Black residents told the workgroup of traumatizing encounters with police from Anne Arundel to Howard counties, from Baltimore County to the city.

Greta Willis told of the death of her 14 year-old son, Kevin Cooper, who was shot by a Baltimore City police officer in August 2006.

"My son was experiencing a mental health crisis," she said. "I called the police seeking help for Kevin. Two officers initially responded but one officer left, stating the call was "abated," meaning the call was over."

Reports from the time show that the second officer remained, taking information for a police report.

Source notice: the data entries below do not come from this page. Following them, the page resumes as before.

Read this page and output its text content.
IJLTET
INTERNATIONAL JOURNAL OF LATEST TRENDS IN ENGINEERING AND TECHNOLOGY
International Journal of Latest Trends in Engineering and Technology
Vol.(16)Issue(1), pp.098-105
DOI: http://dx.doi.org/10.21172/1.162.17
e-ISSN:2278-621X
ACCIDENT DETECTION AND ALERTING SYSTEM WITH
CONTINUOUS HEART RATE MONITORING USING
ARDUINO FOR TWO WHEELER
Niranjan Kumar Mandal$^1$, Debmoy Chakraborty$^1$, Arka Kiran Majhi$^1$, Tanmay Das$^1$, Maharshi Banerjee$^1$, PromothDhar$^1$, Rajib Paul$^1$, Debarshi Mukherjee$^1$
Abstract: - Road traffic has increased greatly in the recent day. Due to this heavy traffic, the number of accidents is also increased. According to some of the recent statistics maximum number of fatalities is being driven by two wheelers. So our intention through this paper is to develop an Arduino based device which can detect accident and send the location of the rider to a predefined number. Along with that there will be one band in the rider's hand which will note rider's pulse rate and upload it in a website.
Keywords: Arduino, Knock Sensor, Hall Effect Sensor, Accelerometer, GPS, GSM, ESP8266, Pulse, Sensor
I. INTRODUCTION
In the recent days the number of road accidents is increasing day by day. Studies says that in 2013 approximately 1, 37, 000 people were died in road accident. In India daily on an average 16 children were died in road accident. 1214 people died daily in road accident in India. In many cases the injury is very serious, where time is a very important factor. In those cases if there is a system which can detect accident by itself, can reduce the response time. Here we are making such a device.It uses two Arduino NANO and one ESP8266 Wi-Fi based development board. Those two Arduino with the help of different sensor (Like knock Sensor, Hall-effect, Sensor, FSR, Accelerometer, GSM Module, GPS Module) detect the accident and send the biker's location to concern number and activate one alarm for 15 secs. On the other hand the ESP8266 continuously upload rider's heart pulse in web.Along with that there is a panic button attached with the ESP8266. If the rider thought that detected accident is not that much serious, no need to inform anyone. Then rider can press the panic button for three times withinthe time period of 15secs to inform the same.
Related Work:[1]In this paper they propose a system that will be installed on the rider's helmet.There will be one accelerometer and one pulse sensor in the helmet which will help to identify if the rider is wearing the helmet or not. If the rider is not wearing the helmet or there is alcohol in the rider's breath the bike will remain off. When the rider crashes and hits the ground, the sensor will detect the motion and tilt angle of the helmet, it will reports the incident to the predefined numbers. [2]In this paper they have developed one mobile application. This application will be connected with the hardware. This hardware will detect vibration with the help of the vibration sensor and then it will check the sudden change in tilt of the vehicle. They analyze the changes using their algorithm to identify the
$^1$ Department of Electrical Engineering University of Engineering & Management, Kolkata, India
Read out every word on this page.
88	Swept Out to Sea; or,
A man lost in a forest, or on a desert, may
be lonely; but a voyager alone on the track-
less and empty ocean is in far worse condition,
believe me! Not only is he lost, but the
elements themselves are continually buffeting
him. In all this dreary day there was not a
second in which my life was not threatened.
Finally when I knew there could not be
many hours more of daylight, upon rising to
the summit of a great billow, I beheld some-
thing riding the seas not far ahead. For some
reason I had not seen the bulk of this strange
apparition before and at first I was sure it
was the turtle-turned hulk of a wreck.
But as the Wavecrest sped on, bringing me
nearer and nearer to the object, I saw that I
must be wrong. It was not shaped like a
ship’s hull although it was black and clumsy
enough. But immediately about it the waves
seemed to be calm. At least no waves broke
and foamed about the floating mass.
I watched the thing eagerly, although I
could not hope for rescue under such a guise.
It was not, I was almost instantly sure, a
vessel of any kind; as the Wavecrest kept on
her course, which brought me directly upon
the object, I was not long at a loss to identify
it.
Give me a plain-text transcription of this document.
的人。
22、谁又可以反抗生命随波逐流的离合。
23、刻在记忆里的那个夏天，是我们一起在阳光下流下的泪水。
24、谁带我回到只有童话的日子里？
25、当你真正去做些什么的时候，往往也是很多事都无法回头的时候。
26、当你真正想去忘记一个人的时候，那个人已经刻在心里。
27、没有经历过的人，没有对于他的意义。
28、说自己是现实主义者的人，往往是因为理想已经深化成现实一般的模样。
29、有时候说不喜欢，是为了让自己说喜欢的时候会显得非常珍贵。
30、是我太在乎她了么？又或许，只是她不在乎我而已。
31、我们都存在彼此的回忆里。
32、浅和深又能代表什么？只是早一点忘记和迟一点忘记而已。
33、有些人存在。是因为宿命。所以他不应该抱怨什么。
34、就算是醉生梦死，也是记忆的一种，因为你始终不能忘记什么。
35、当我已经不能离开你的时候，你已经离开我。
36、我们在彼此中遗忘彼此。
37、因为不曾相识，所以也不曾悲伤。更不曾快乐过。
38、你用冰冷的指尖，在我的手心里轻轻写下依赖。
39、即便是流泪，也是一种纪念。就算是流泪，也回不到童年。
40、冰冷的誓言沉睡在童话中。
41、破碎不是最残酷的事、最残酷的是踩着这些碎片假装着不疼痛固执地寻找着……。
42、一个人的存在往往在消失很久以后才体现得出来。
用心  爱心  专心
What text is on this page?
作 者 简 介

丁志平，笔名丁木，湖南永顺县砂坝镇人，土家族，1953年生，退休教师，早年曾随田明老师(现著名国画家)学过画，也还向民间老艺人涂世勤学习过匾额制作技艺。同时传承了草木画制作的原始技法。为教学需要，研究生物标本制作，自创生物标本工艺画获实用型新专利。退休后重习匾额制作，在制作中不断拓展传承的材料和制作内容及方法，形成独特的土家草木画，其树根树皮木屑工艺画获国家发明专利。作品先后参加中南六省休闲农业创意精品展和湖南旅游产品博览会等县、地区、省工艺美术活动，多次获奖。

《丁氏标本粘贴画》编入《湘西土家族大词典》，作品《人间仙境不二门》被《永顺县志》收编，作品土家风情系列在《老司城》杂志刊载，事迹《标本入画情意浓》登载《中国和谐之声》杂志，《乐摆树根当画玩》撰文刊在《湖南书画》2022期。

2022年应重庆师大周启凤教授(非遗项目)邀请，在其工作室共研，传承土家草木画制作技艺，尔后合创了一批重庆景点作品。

Willis says that officer antagonized Kevin but the report says he and his mother began arguing and Kevin attacked the officer with a broom handle. The officer shot Kevin.

"He became the judge, the jury, and the executioner of Kevin’s life."

Willis told the lawmakers that it was ruled a "justified homicide," and that no criminal charges were brought against the officer.  She urged the delegates to make accountability their number one priority in the next General Assembly session. 

The workgroup, convened after the death of George Floyd at police hands in Minnesota last spring, is looking at several reform proposals, among them making police misconduct investigations public record.

Lawyers from the ACLU and the Maryland Office of the Public Defender argued that Maryland’s Public Information Act should be amended so police internal affairs records are considered public record rather than personnel documents that can be sheilded from public view. They also called for repeal of  the Law Enforcement Officers Bill of Rights.

That law, established nearly fifty years ago, protects officers in investigations of police misconduct.

Together, they said, these two changes wouldn’t be a cure-all, but would make Maryland’s laws similar to the majority of other states.

Monisha Cherayil, a lawyer with The Public Justice Center, argued that police in Maryland schools, known as “school resource officers,” are doing more harm than good.

She said the vast majority of arrests—70%—were for fights not involving weapons, and for disruption, trespassing and small time theft.

"We are arresting kids for being kids in the very setting where they are supposed to learn how to grow into successful adults," Cherayil told the group. "We’re doing it because the cops we assign to our schools are by definition responsible for enforcing the law."

She said a child in a school with a police officer is five times as likely to be arrested for disorderly conduct and twice as likely to be arrested for a fistfight.

But Delegate Kathy Szeliga, a Baltimore County Republican, said her constituents are satisfied with their children’s school resource officers.  

"Asking to get rid of the school resource officers in my part of the state would be boldly rejected because those school resource officers are trained really well in social work," Szeliga said. "We look at it as an opportunity for the police and law enforcement to have very positive interactions with children." 

Others urged the workgroup to be critical of symbolic gestures that don’t provide real change and they asked the legislators to give the communities more oversight over their police departments. And they described an unequal power dynamic and a relationship that thus far, has been toxic to many Black Marylanders.